Wesley was pleased and frightened. He had tasted another new sensation. He had broken through the frosty reserve of twenty years and had spoken to a stranger after the free and easy manner of men who make friends in Pullman cars and at lunch counters. And the stranger, instead of repulsing him, had admitted him, at the very first attempt, into the fraternity of ordinary people. It was pleasant to be one of the great democracy of the crowd, something which Wesley had never had time to be. But on the other hand, he found the strain of conversation telling upon him. He did not know how to go on.
The stranger went out, but Wesley did not care. He was lost in a delicious reverie, conscious only of being carried forward on free-beating wings into a wonderful, unknown land. The grinding of wheels and brakes as the train halted at a station and pulled out again made a languorous, soothing music. The train clattered out of the tunnel into the open air, and Wesley was but dimly aware of the change from dark to twilight. The way now ran through a region of vague apartment houses. There were trees, stretches of green field waiting for the builder, and here or there a colonial manor house with sheltered windows, resigned to its fate. Then came cottages with gardens. And in one of these Wesley, shocked into acute consciousness, saw a man with a rubber hose watering a lawn. Wesley leaped to his feet.

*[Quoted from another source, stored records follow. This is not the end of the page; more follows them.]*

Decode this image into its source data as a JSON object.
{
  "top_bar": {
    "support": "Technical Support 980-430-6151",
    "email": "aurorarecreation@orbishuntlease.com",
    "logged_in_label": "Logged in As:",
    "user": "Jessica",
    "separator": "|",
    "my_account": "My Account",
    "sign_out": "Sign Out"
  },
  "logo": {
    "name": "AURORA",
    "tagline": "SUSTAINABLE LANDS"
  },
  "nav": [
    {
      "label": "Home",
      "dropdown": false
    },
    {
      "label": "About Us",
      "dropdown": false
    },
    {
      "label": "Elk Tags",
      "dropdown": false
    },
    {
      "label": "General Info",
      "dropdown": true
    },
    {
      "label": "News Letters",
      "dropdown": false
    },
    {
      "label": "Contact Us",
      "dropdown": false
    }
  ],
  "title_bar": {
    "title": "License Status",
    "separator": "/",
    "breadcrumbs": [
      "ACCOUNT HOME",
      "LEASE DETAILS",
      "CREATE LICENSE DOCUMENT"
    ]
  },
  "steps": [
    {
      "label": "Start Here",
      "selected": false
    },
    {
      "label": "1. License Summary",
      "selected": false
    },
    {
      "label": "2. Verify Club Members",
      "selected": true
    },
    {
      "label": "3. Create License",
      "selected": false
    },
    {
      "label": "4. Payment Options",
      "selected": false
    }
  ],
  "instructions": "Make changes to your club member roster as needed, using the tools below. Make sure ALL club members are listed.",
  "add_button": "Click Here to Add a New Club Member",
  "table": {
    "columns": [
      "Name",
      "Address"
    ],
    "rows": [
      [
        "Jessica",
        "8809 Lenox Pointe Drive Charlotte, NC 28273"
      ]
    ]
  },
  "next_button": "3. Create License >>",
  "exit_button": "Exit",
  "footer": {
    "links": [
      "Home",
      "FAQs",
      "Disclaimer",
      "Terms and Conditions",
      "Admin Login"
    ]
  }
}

The train was at a standstill when he awoke to the extraordinary fact that he was twelve miles away from South Ferry, and going in the wrong direction. The imperative need of getting home as soon as he could overwhelmed him. He dashed for the door, but it slid shut in his face and the train pulled out. His fellow passengers grinned. One of the most amusing things in the world is a tardy passenger who tries to fling himself through a car door and flattens his nose against the glass. It is hard to say why the thing is amusing, but it is. Wesley did not know that he was being laughed at. He merely knew that he must go home. He got out at the next station, and when he was seated in a corner of the south-bound train, he sighed with unutterable relief. He was once more in a normal world where trains ran to South Ferry instead of away from it. He dropped off at his road crossing, just two hours late, and found his wife waiting.